Aynı anda hem karşındakinden ve onun dersinden geçmeye uğraşmak; ve yine aynı anda onun dersinde onunla kalmayı arzu etmek!..
Ve aynı anda bunca “aynı anda”nın hangisi ne kadar kolay;
..ve hangi biri ne kadar zor?..
Her yazılan eğer anlaşılmış olsaydı;
Anlayanlardan ve çoğu yazanlardan acaba kaç taneciği mahvolmaktan kurtulabilirdi?..
Pişirip yemek veya satıp parasını cebine koymak değil...
en büyük zevki;
..ağırlaşan oltayı kendine doğru çekmektir!
.....
Balıkta akıl olsaydı;
Ava insanların iğnelerine kendisi kadar ağırlıklar asar... Onları sevindirir heyecanlandırır üzer kızdırır... Ama durmadan oyalar ve hep kendisiyle meşgul ederdi!
Onların gözünü başkasına aldanmaktan korur...
Ama kendini de; tatil günü eğlencesine çıkmış bir eli oltalının ellerine teslim etmezdi!..
Şimdiii... Şimdi sen beklerdin ki; heyecandan kalbini durduruverecek cümleler okumuş olmayı! Değil mi?..

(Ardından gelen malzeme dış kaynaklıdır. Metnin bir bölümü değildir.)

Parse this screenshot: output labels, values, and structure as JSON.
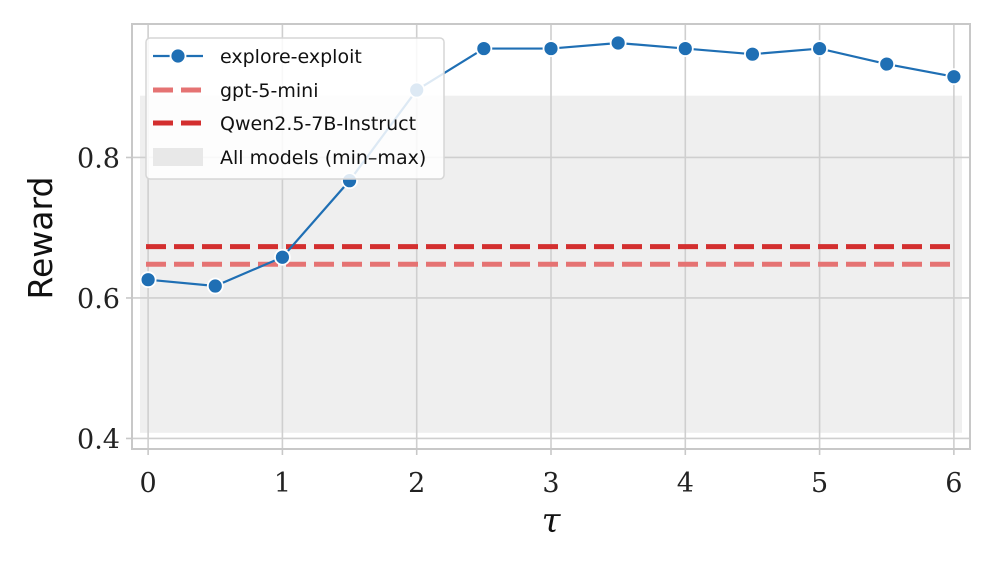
{
  "chart_data": {
    "type": "line",
    "xlabel": "τ",
    "ylabel": "Reward",
    "xlim": [
      -0.12,
      6.12
    ],
    "ylim": [
      0.385,
      0.99
    ],
    "x_ticks": [
      0,
      1,
      2,
      3,
      4,
      5,
      6
    ],
    "y_ticks": [
      0.4,
      0.6,
      0.8
    ],
    "y_tick_labels": [
      "0.4",
      "0.6",
      "0.8"
    ],
    "grid": true,
    "legend_position": "top-left",
    "series": [
      {
        "name": "explore-exploit",
        "type": "line-markers",
        "color": "#1f6fb4",
        "x": [
          0,
          0.5,
          1,
          1.5,
          2,
          2.5,
          3,
          3.5,
          4,
          4.5,
          5,
          5.5,
          6
        ],
        "y": [
          0.626,
          0.617,
          0.658,
          0.767,
          0.896,
          0.955,
          0.955,
          0.963,
          0.955,
          0.947,
          0.955,
          0.933,
          0.915
        ]
      },
      {
        "name": "gpt-5-mini",
        "type": "hline-dashed",
        "color": "#e57373",
        "y": 0.648
      },
      {
        "name": "Qwen2.5-7B-Instruct",
        "type": "hline-dashed",
        "color": "#d32f2f",
        "y": 0.673
      },
      {
        "name": "All models (min–max)",
        "type": "band",
        "color": "#e0e0e0",
        "y_min": 0.408,
        "y_max": 0.888
      }
    ]
  }
}
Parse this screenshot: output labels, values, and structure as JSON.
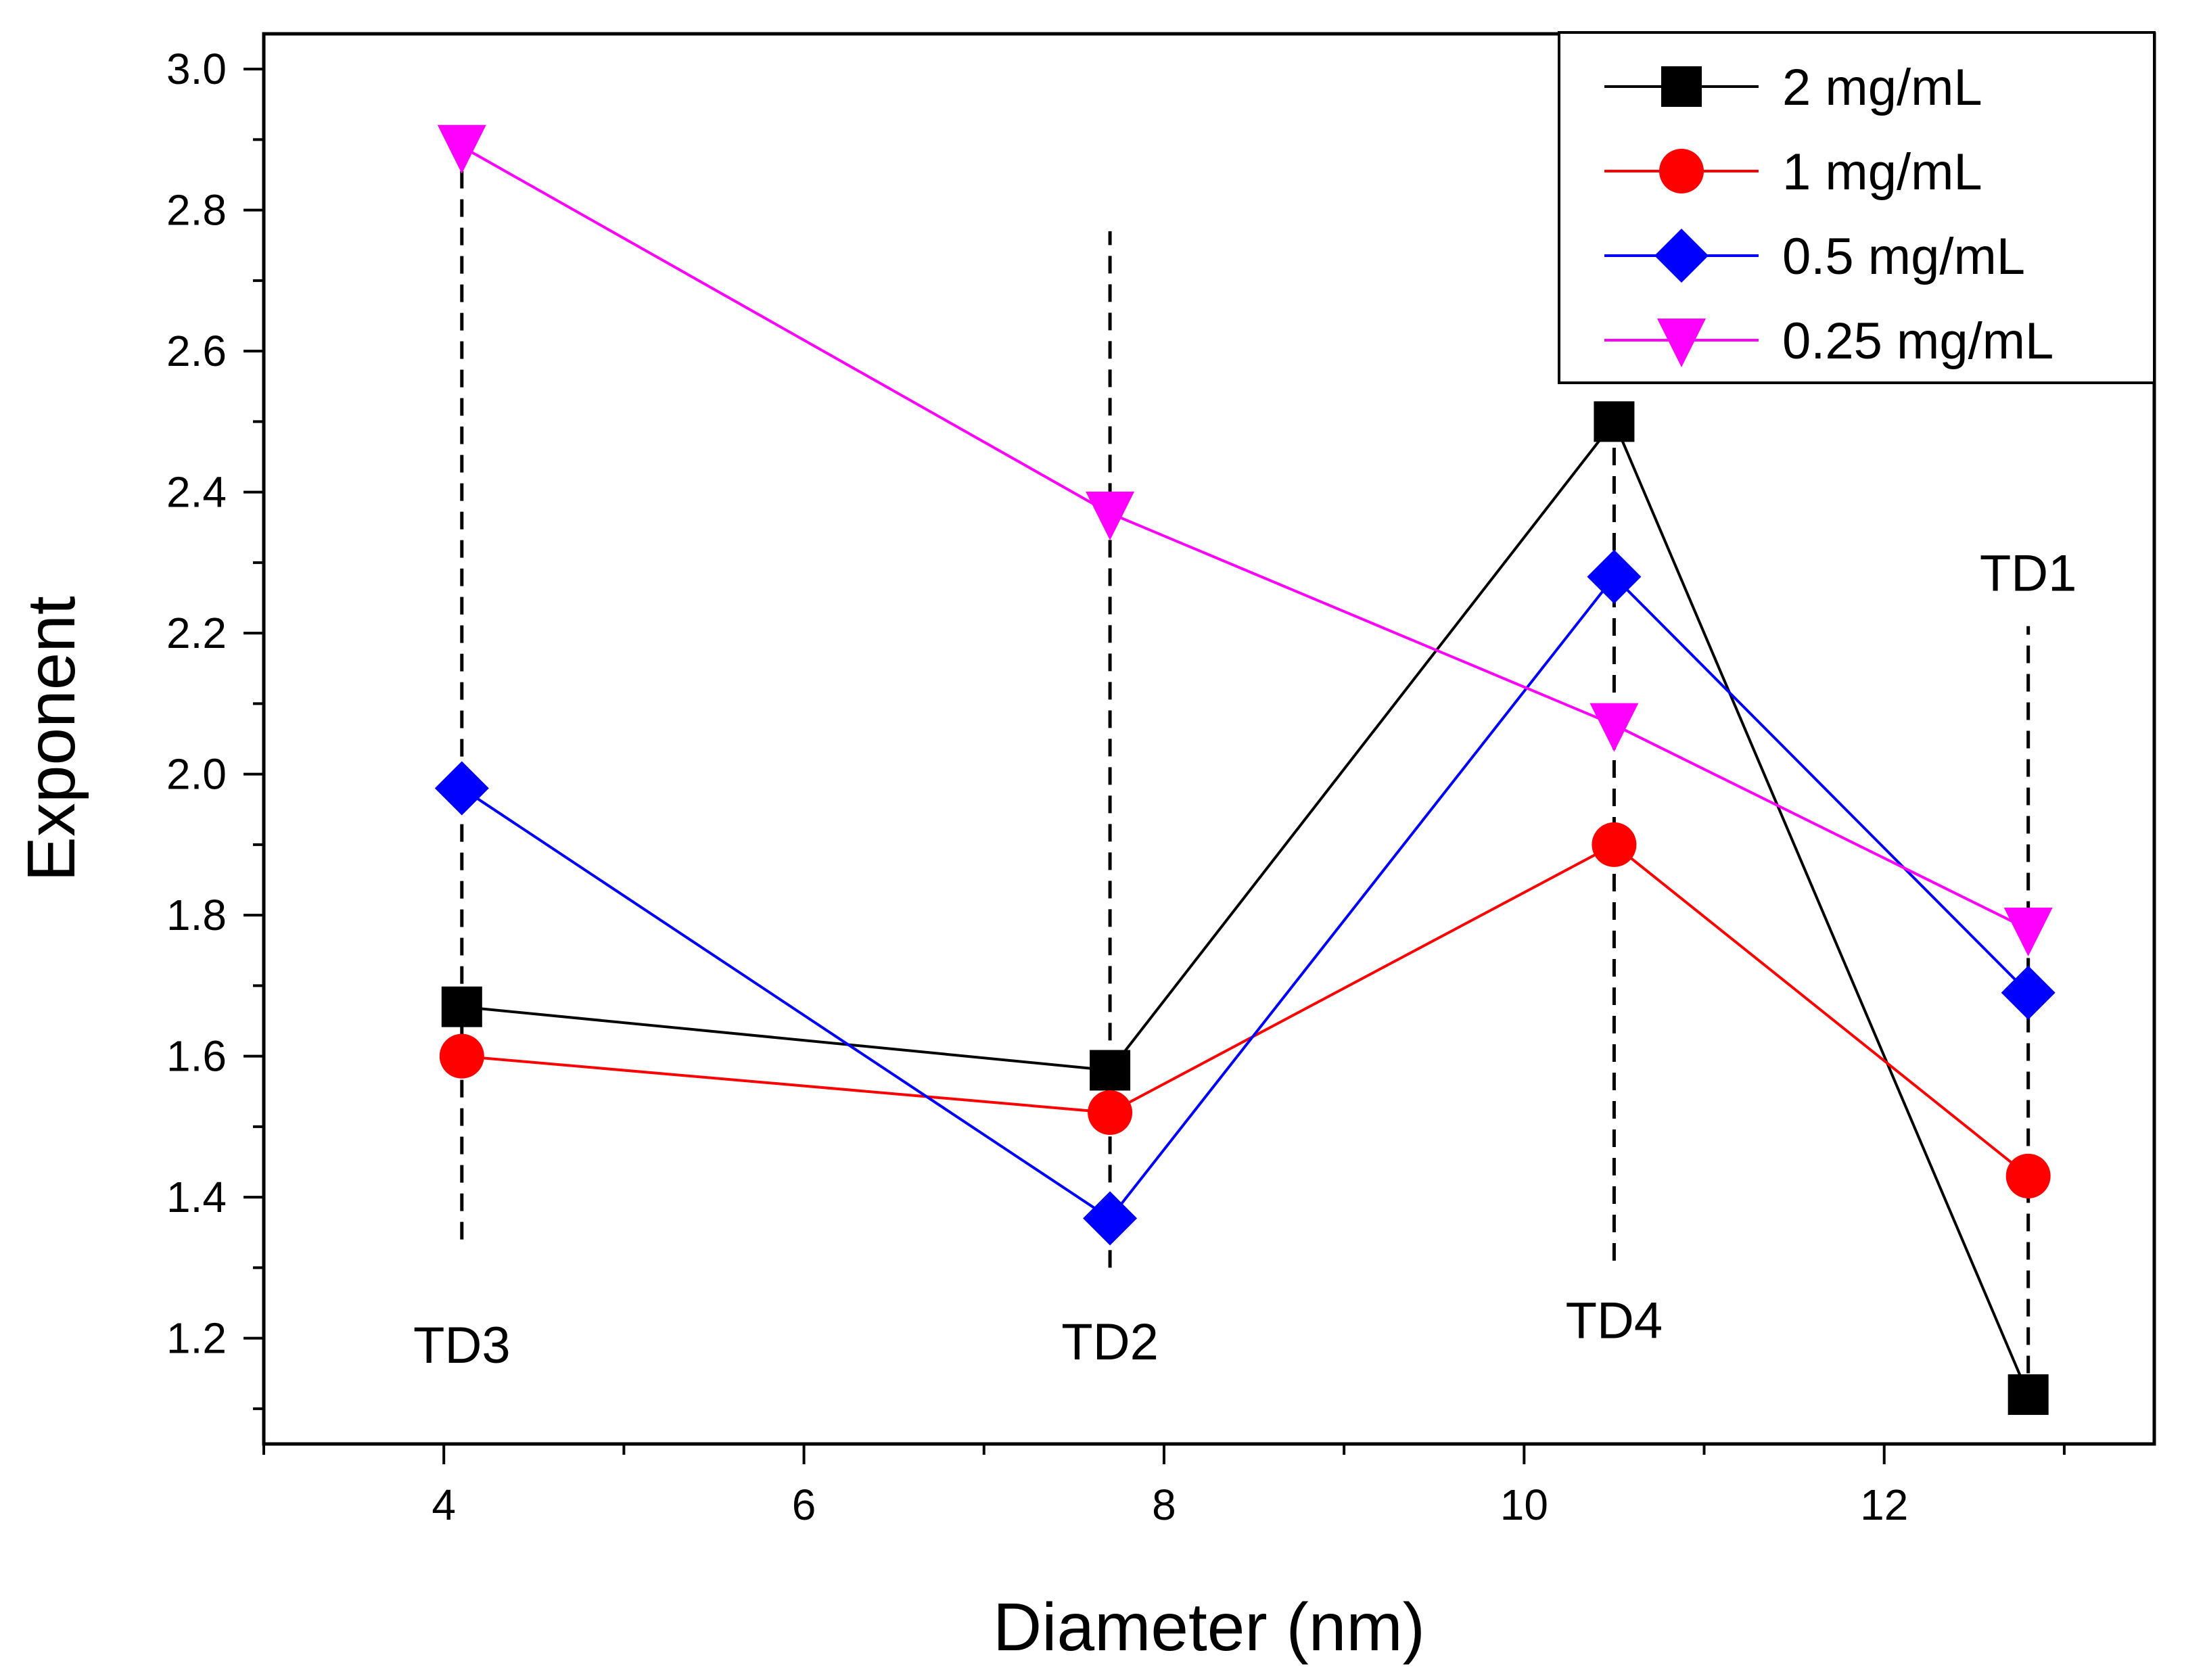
{
  "chart_data": {
    "type": "line",
    "title": "",
    "xlabel": "Diameter (nm)",
    "ylabel": "Exponent",
    "xlim": [
      3.0,
      13.5
    ],
    "ylim": [
      1.05,
      3.05
    ],
    "x_ticks": [
      4,
      6,
      8,
      10,
      12
    ],
    "x_tick_labels": [
      "4",
      "6",
      "8",
      "10",
      "12"
    ],
    "y_ticks": [
      1.2,
      1.4,
      1.6,
      1.8,
      2.0,
      2.2,
      2.4,
      2.6,
      2.8,
      3.0
    ],
    "y_tick_labels": [
      "1.2",
      "1.4",
      "1.6",
      "1.8",
      "2.0",
      "2.2",
      "2.4",
      "2.6",
      "2.8",
      "3.0"
    ],
    "grid": false,
    "legend_position": "top-right",
    "x": [
      4.1,
      7.7,
      10.5,
      12.8
    ],
    "series": [
      {
        "name": "2 mg/mL",
        "color": "#000000",
        "marker": "square",
        "values": [
          1.67,
          1.58,
          2.5,
          1.12
        ]
      },
      {
        "name": "1 mg/mL",
        "color": "#ff0000",
        "marker": "circle",
        "values": [
          1.6,
          1.52,
          1.9,
          1.43
        ]
      },
      {
        "name": "0.5 mg/mL",
        "color": "#0000ff",
        "marker": "diamond",
        "values": [
          1.98,
          1.37,
          2.28,
          1.69
        ]
      },
      {
        "name": "0.25 mg/mL",
        "color": "#ff00ff",
        "marker": "triangle-down",
        "values": [
          2.89,
          2.37,
          2.07,
          1.78
        ]
      }
    ],
    "annotations": [
      {
        "text": "TD3",
        "x": 4.1,
        "label_y": 1.19,
        "line_from": 1.34,
        "line_to": 2.88
      },
      {
        "text": "TD2",
        "x": 7.7,
        "label_y": 1.195,
        "line_from": 1.3,
        "line_to": 2.77
      },
      {
        "text": "TD4",
        "x": 10.5,
        "label_y": 1.225,
        "line_from": 1.31,
        "line_to": 2.52
      },
      {
        "text": "TD1",
        "x": 12.8,
        "label_y": 2.285,
        "line_from": 1.11,
        "line_to": 2.21
      }
    ]
  }
}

Biliyor musun; yazıya hangi kapıdan gireceğini seçmek benden... Fakat yazının nasıl ne şekilde biteceğini bilmek benden değil!..
Çünkü bu işin iki “çünkü”sü var; biri sen biri ben...
İki kolu iki kanadı iki kapısı var. Bir zorluğu bir kolaylığı var. Bir tadı bir tuzu bir aydınlığı bir karanlığı var...
Yani iki insanı var; bir sen’i ve bir de ben’i var...
İnsan deyince durup düşüneceksin zaten... Sonra bir daha düşüneceksin sonra bir daha düşüneceksin ve sonra bir daha ve sonra bir daha...
.....
Not:
Henüz kalbin heyecandan durmadı değil mi?..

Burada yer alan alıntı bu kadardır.